Aux États-Unis, en date du 20 novembre 2019[1], 2290 hospitalisations (dont 47 décès) ont été recensées dans près de 50 Etats sur quelques mois, faisant état de maladies respiratoires aiguës chez des adeptes du vapotage[2]. Il s’agissait pour la plupart de personnes de moins de 35 ans, en bonne santé et pour lesquelles les causes habituelles de maladies pulmonaires ont pu être écartées. L’enquête menée par les autorités de santé américaines a permis d’isoler un dénominateur commun : l’utilisation d’une cigarette électronique (vapoteuse) pour consommer des produits non-réglementaires (contenant le plus souvent du THC).
Des analyses supplémentaires ont permis d’incriminer l’acétate de vitamine E comme agent pathogène, mais il n’est actuellement pas exclu que d’autres substances puissent également être impliquées[3]. En Belgique, le premier décès apparemment induit par le vapotage d’une substance toxique est survenu en novembre 2019.
L’acétate de vitamine E est une substance liposoluble extraite d’huiles végétales.

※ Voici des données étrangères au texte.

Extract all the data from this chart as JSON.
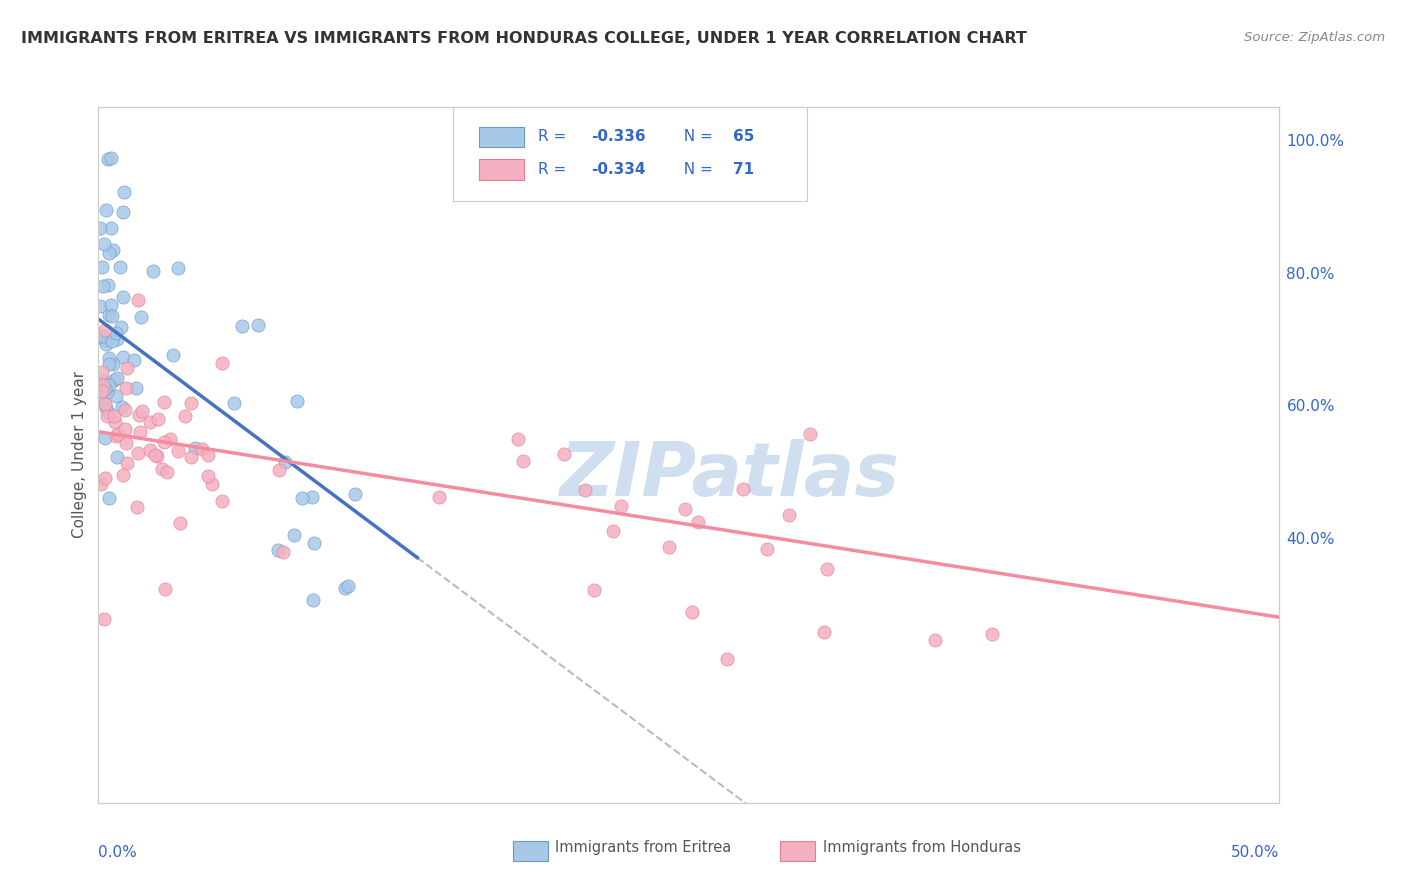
{
  "title": "IMMIGRANTS FROM ERITREA VS IMMIGRANTS FROM HONDURAS COLLEGE, UNDER 1 YEAR CORRELATION CHART",
  "source": "Source: ZipAtlas.com",
  "ylabel": "College, Under 1 year",
  "right_yticks_vals": [
    1.0,
    0.8,
    0.6,
    0.4
  ],
  "right_yticks_labels": [
    "100.0%",
    "80.0%",
    "60.0%",
    "40.0%"
  ],
  "legend_r_eritrea": "-0.336",
  "legend_n_eritrea": "65",
  "legend_r_honduras": "-0.334",
  "legend_n_honduras": "71",
  "color_eritrea_fill": "#a8c8e8",
  "color_eritrea_edge": "#6699cc",
  "color_eritrea_line": "#4472C4",
  "color_honduras_fill": "#f4b0c0",
  "color_honduras_edge": "#e08090",
  "color_honduras_line": "#F48CA0",
  "color_dashed": "#bbbbbb",
  "legend_text_color": "#3366cc",
  "watermark_color": "#d0dff0",
  "background_color": "#ffffff",
  "grid_color": "#cccccc",
  "xlim": [
    0.0,
    0.5
  ],
  "ylim": [
    0.0,
    1.05
  ],
  "title_color": "#333333",
  "source_color": "#888888",
  "label_color": "#3366cc"
}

Elle est inoffensive lorsqu’elle est consommée par voie orale (généralement pour ses propriétés antioxydantes). En revanche, inhalée après échauffement dans une cigarette électronique, elle ne parvient pas à être métabolisée et se « colle » aux alvéoles pulmonaires, entraîne leur inflammation, et les rend incapables de fonctionner correctement et d’oxygéner le sang : on parle alors de pneumopathie lipidique (ou lipoïdique) exogène. Il est vraisemblable que la vitamine E soit utilisée par les fabricants pour faciliter l’extraction du THC des fleurs de cannabis ou pour en améliorer la conservation. Mais d’autres huiles pourraient aussi être en cause car, de manière générale, l’inhalation de diverses huiles peut provoquer une pneumopathie lipidique (Ukkola-Pons et al., 2010).

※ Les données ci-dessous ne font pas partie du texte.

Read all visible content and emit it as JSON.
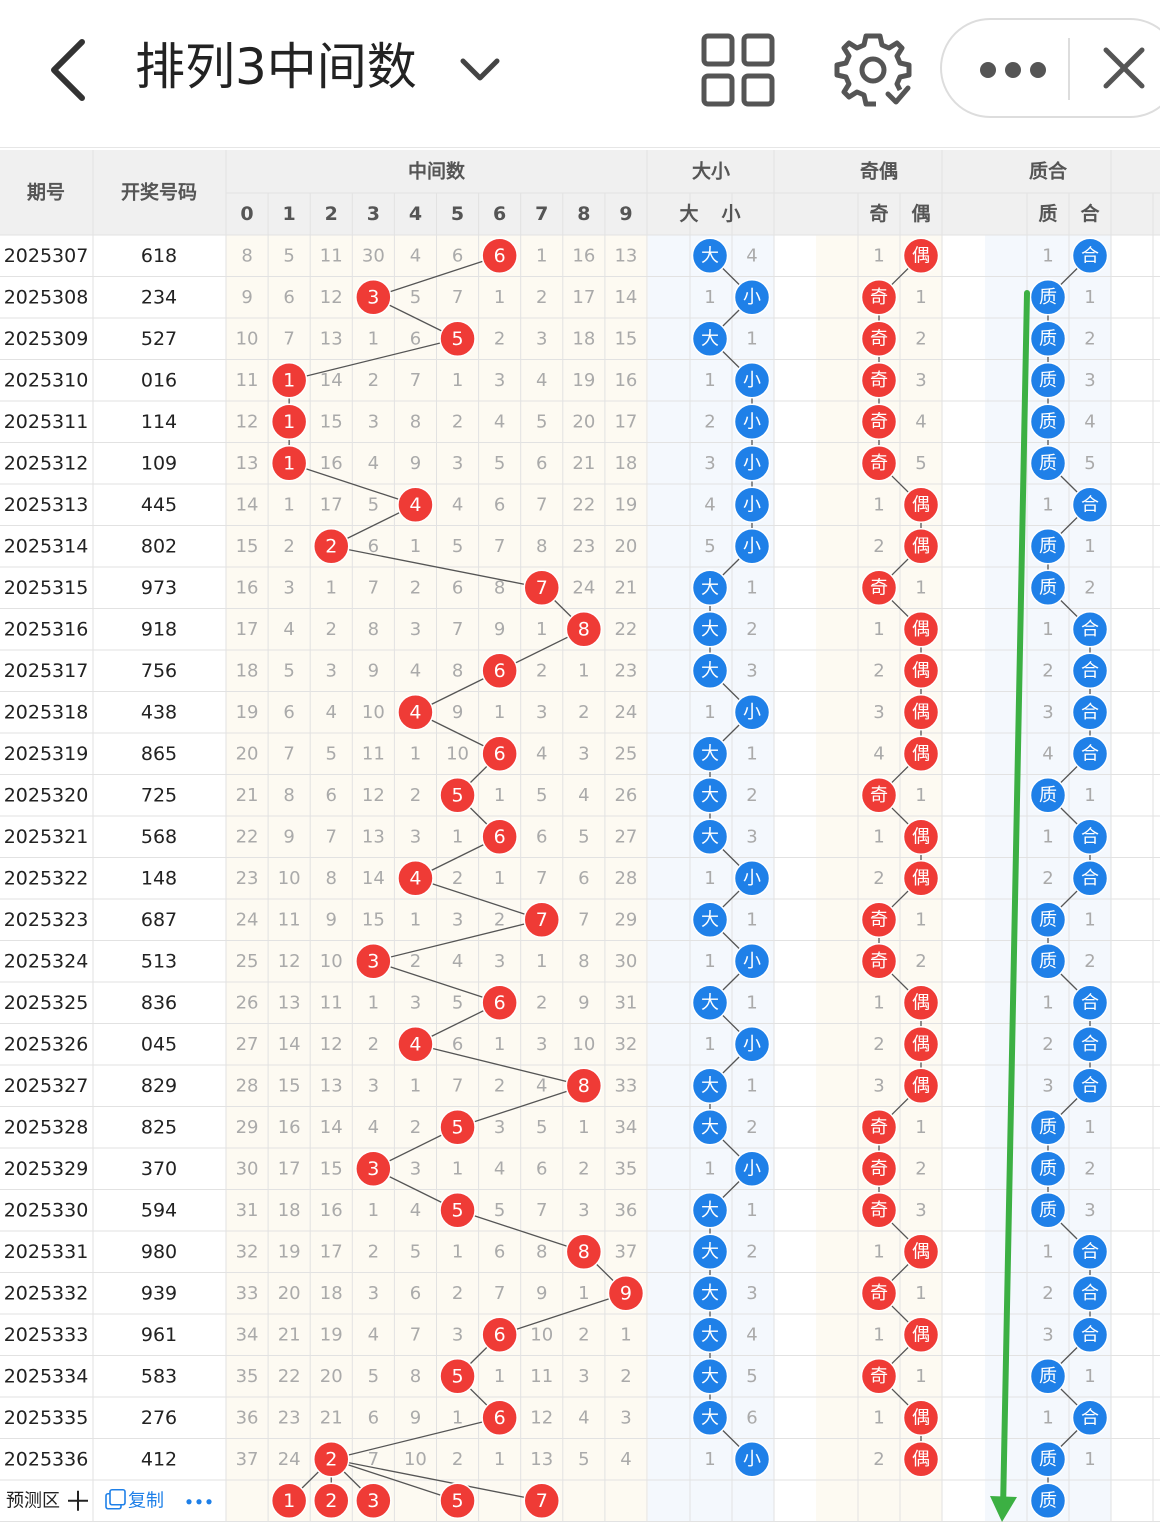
{
  "titlebar": {
    "title": "排列3中间数",
    "icons": [
      "back-arrow-icon",
      "chevron-down-icon",
      "grid-icon",
      "gear-icon",
      "more-dots-icon",
      "close-icon"
    ]
  },
  "table": {
    "headers": {
      "period": "期号",
      "draw": "开奖号码",
      "middle_group": "中间数",
      "size_group": "大小",
      "parity_group": "奇偶",
      "prime_group": "质合",
      "digits": [
        "0",
        "1",
        "2",
        "3",
        "4",
        "5",
        "6",
        "7",
        "8",
        "9"
      ],
      "size_cols": [
        "大",
        "小"
      ],
      "parity_cols": [
        "奇",
        "偶"
      ],
      "prime_cols": [
        "质",
        "合"
      ]
    },
    "rows": [
      {
        "period": "2025307",
        "draw": "618",
        "middle": 6,
        "miss": [
          8,
          5,
          11,
          30,
          4,
          6,
          6,
          1,
          16,
          13
        ],
        "big": "大",
        "small": "4",
        "odd": "1",
        "even": "偶",
        "prime": "1",
        "composite": "合"
      },
      {
        "period": "2025308",
        "draw": "234",
        "middle": 3,
        "miss": [
          9,
          6,
          12,
          3,
          5,
          7,
          1,
          2,
          17,
          14
        ],
        "big": "1",
        "small": "小",
        "odd": "奇",
        "even": "1",
        "prime": "质",
        "composite": "1"
      },
      {
        "period": "2025309",
        "draw": "527",
        "middle": 5,
        "miss": [
          10,
          7,
          13,
          1,
          6,
          5,
          2,
          3,
          18,
          15
        ],
        "big": "大",
        "small": "1",
        "odd": "奇",
        "even": "2",
        "prime": "质",
        "composite": "2"
      },
      {
        "period": "2025310",
        "draw": "016",
        "middle": 1,
        "miss": [
          11,
          1,
          14,
          2,
          7,
          1,
          3,
          4,
          19,
          16
        ],
        "big": "1",
        "small": "小",
        "odd": "奇",
        "even": "3",
        "prime": "质",
        "composite": "3"
      },
      {
        "period": "2025311",
        "draw": "114",
        "middle": 1,
        "miss": [
          12,
          1,
          15,
          3,
          8,
          2,
          4,
          5,
          20,
          17
        ],
        "big": "2",
        "small": "小",
        "odd": "奇",
        "even": "4",
        "prime": "质",
        "composite": "4"
      },
      {
        "period": "2025312",
        "draw": "109",
        "middle": 1,
        "miss": [
          13,
          1,
          16,
          4,
          9,
          3,
          5,
          6,
          21,
          18
        ],
        "big": "3",
        "small": "小",
        "odd": "奇",
        "even": "5",
        "prime": "质",
        "composite": "5"
      },
      {
        "period": "2025313",
        "draw": "445",
        "middle": 4,
        "miss": [
          14,
          1,
          17,
          5,
          4,
          4,
          6,
          7,
          22,
          19
        ],
        "big": "4",
        "small": "小",
        "odd": "1",
        "even": "偶",
        "prime": "1",
        "composite": "合"
      },
      {
        "period": "2025314",
        "draw": "802",
        "middle": 2,
        "miss": [
          15,
          2,
          2,
          6,
          1,
          5,
          7,
          8,
          23,
          20
        ],
        "big": "5",
        "small": "小",
        "odd": "2",
        "even": "偶",
        "prime": "质",
        "composite": "1"
      },
      {
        "period": "2025315",
        "draw": "973",
        "middle": 7,
        "miss": [
          16,
          3,
          1,
          7,
          2,
          6,
          8,
          7,
          24,
          21
        ],
        "big": "大",
        "small": "1",
        "odd": "奇",
        "even": "1",
        "prime": "质",
        "composite": "2"
      },
      {
        "period": "2025316",
        "draw": "918",
        "middle": 8,
        "miss": [
          17,
          4,
          2,
          8,
          3,
          7,
          9,
          1,
          8,
          22
        ],
        "big": "大",
        "small": "2",
        "odd": "1",
        "even": "偶",
        "prime": "1",
        "composite": "合"
      },
      {
        "period": "2025317",
        "draw": "756",
        "middle": 6,
        "miss": [
          18,
          5,
          3,
          9,
          4,
          8,
          6,
          2,
          1,
          23
        ],
        "big": "大",
        "small": "3",
        "odd": "2",
        "even": "偶",
        "prime": "2",
        "composite": "合"
      },
      {
        "period": "2025318",
        "draw": "438",
        "middle": 4,
        "miss": [
          19,
          6,
          4,
          10,
          4,
          9,
          1,
          3,
          2,
          24
        ],
        "big": "1",
        "small": "小",
        "odd": "3",
        "even": "偶",
        "prime": "3",
        "composite": "合"
      },
      {
        "period": "2025319",
        "draw": "865",
        "middle": 6,
        "miss": [
          20,
          7,
          5,
          11,
          1,
          10,
          6,
          4,
          3,
          25
        ],
        "big": "大",
        "small": "1",
        "odd": "4",
        "even": "偶",
        "prime": "4",
        "composite": "合"
      },
      {
        "period": "2025320",
        "draw": "725",
        "middle": 5,
        "miss": [
          21,
          8,
          6,
          12,
          2,
          5,
          1,
          5,
          4,
          26
        ],
        "big": "大",
        "small": "2",
        "odd": "奇",
        "even": "1",
        "prime": "质",
        "composite": "1"
      },
      {
        "period": "2025321",
        "draw": "568",
        "middle": 6,
        "miss": [
          22,
          9,
          7,
          13,
          3,
          1,
          6,
          6,
          5,
          27
        ],
        "big": "大",
        "small": "3",
        "odd": "1",
        "even": "偶",
        "prime": "1",
        "composite": "合"
      },
      {
        "period": "2025322",
        "draw": "148",
        "middle": 4,
        "miss": [
          23,
          10,
          8,
          14,
          4,
          2,
          1,
          7,
          6,
          28
        ],
        "big": "1",
        "small": "小",
        "odd": "2",
        "even": "偶",
        "prime": "2",
        "composite": "合"
      },
      {
        "period": "2025323",
        "draw": "687",
        "middle": 7,
        "miss": [
          24,
          11,
          9,
          15,
          1,
          3,
          2,
          7,
          7,
          29
        ],
        "big": "大",
        "small": "1",
        "odd": "奇",
        "even": "1",
        "prime": "质",
        "composite": "1"
      },
      {
        "period": "2025324",
        "draw": "513",
        "middle": 3,
        "miss": [
          25,
          12,
          10,
          3,
          2,
          4,
          3,
          1,
          8,
          30
        ],
        "big": "1",
        "small": "小",
        "odd": "奇",
        "even": "2",
        "prime": "质",
        "composite": "2"
      },
      {
        "period": "2025325",
        "draw": "836",
        "middle": 6,
        "miss": [
          26,
          13,
          11,
          1,
          3,
          5,
          6,
          2,
          9,
          31
        ],
        "big": "大",
        "small": "1",
        "odd": "1",
        "even": "偶",
        "prime": "1",
        "composite": "合"
      },
      {
        "period": "2025326",
        "draw": "045",
        "middle": 4,
        "miss": [
          27,
          14,
          12,
          2,
          4,
          6,
          1,
          3,
          10,
          32
        ],
        "big": "1",
        "small": "小",
        "odd": "2",
        "even": "偶",
        "prime": "2",
        "composite": "合"
      },
      {
        "period": "2025327",
        "draw": "829",
        "middle": 8,
        "miss": [
          28,
          15,
          13,
          3,
          1,
          7,
          2,
          4,
          8,
          33
        ],
        "big": "大",
        "small": "1",
        "odd": "3",
        "even": "偶",
        "prime": "3",
        "composite": "合"
      },
      {
        "period": "2025328",
        "draw": "825",
        "middle": 5,
        "miss": [
          29,
          16,
          14,
          4,
          2,
          5,
          3,
          5,
          1,
          34
        ],
        "big": "大",
        "small": "2",
        "odd": "奇",
        "even": "1",
        "prime": "质",
        "composite": "1"
      },
      {
        "period": "2025329",
        "draw": "370",
        "middle": 3,
        "miss": [
          30,
          17,
          15,
          3,
          3,
          1,
          4,
          6,
          2,
          35
        ],
        "big": "1",
        "small": "小",
        "odd": "奇",
        "even": "2",
        "prime": "质",
        "composite": "2"
      },
      {
        "period": "2025330",
        "draw": "594",
        "middle": 5,
        "miss": [
          31,
          18,
          16,
          1,
          4,
          5,
          5,
          7,
          3,
          36
        ],
        "big": "大",
        "small": "1",
        "odd": "奇",
        "even": "3",
        "prime": "质",
        "composite": "3"
      },
      {
        "period": "2025331",
        "draw": "980",
        "middle": 8,
        "miss": [
          32,
          19,
          17,
          2,
          5,
          1,
          6,
          8,
          8,
          37
        ],
        "big": "大",
        "small": "2",
        "odd": "1",
        "even": "偶",
        "prime": "1",
        "composite": "合"
      },
      {
        "period": "2025332",
        "draw": "939",
        "middle": 9,
        "miss": [
          33,
          20,
          18,
          3,
          6,
          2,
          7,
          9,
          1,
          9
        ],
        "big": "大",
        "small": "3",
        "odd": "奇",
        "even": "1",
        "prime": "2",
        "composite": "合"
      },
      {
        "period": "2025333",
        "draw": "961",
        "middle": 6,
        "miss": [
          34,
          21,
          19,
          4,
          7,
          3,
          6,
          10,
          2,
          1
        ],
        "big": "大",
        "small": "4",
        "odd": "1",
        "even": "偶",
        "prime": "3",
        "composite": "合"
      },
      {
        "period": "2025334",
        "draw": "583",
        "middle": 5,
        "miss": [
          35,
          22,
          20,
          5,
          8,
          5,
          1,
          11,
          3,
          2
        ],
        "big": "大",
        "small": "5",
        "odd": "奇",
        "even": "1",
        "prime": "质",
        "composite": "1"
      },
      {
        "period": "2025335",
        "draw": "276",
        "middle": 6,
        "miss": [
          36,
          23,
          21,
          6,
          9,
          1,
          6,
          12,
          4,
          3
        ],
        "big": "大",
        "small": "6",
        "odd": "1",
        "even": "偶",
        "prime": "1",
        "composite": "合"
      },
      {
        "period": "2025336",
        "draw": "412",
        "middle": 2,
        "miss": [
          37,
          24,
          2,
          7,
          10,
          2,
          1,
          13,
          5,
          4
        ],
        "big": "1",
        "small": "小",
        "odd": "2",
        "even": "偶",
        "prime": "质",
        "composite": "1"
      }
    ],
    "predict": {
      "label": "预测区",
      "copy_label": "复制",
      "digits": [
        1,
        2,
        3,
        5,
        7
      ],
      "prime": "质"
    }
  },
  "colors": {
    "red": "#ef3b36",
    "blue": "#1f80e8",
    "green": "#3cb043",
    "header_bg": "#f0f0f0",
    "grid": "#e2e2e2",
    "miss_text": "#aaaaaa"
  }
}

Malgré cette crise sanitaire, le discrédit jeté sur la cigarette électronique nous semble inapproprié, et le débat sur sa dangerosité peu rationnel. La cigarette électronique est en effet un dispositif intéressant sur le plan de la santé publique, dans la mesure où elle permet de réduire les risques liés à l’inhalation des produits du tabac. Il n’est pas inutile de rappeler que le tabac reste une des causes principales de décès dans les pays occidentalisés, qui tue chaque année plus de 8 millions de personnes à travers le monde. La cigarette électronique n’est pas dangereuse en tant que telle. En revanche, tous les produits ne sont pas forcément destinés à être vapotés, et certains peuvent manifestement s’avérer dangereux. Discréditer la cigarette électronique en raison de l’actuelle crise sanitaire équivaut, de notre point de vue, à remettre en question l’intérêt de la seringue à aiguille creuse sous prétexte que celle-ci serait responsable de l’épidémie de maladies infectieuses chez les usagers de drogues par injection…

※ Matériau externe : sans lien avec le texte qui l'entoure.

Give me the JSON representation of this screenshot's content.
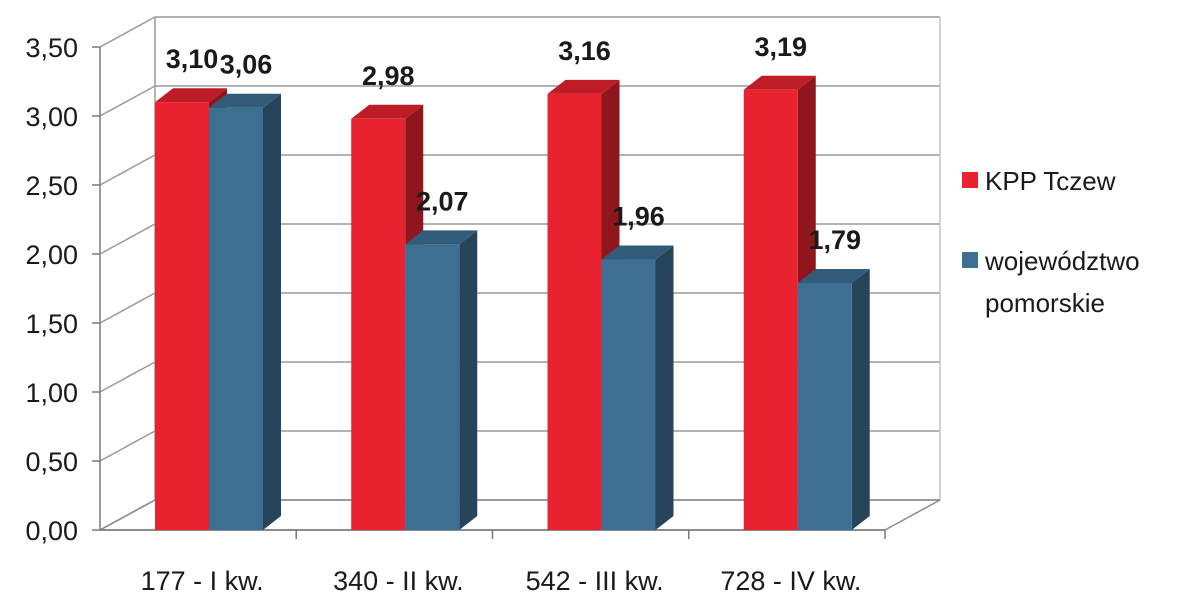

Les principaux composants utilisés dans les e-liquides commercialisés (propylène glycol, glycérine végétale, arômes) ne semblent pas nocifs pour la santé en usage aigu. En revanche, leurs effets à long terme sur la santé ne sont toujours pas connus en raison du manque de recul sur leur utilisation. Mais selon toute vraisemblance, ils seraient minimes ou moindres que ceux induits par le tabac. L’exemple des Etats-Unis met en revanche clairement en évidence les risques liés à la consommation de produits vendus au marché noir, dont la composition n’est bien évidemment pas contrôlée (voir Layden et al., 2019). Les différents composés des liquides pour e-cigarette peuvent être achetés séparément, laissant aussi aux usagers la possibilité de fabriquer et doser leur propre recharge. On ne peut donc pas exclure l’ajout de composés supplémentaires impropres à la consommation par vapotage dans certains cas d’intoxication (par exemple, une huile de CBD destinée à être consommée par ingestion, telle que celle vendue dans les CBD shops). Le cas de décès récemment survenu en Belgique fait l’objet d’une instruction de manière à pouvoir identifier un éventuel agent pathogène dans l’e-liquide consommé par la jeune victime.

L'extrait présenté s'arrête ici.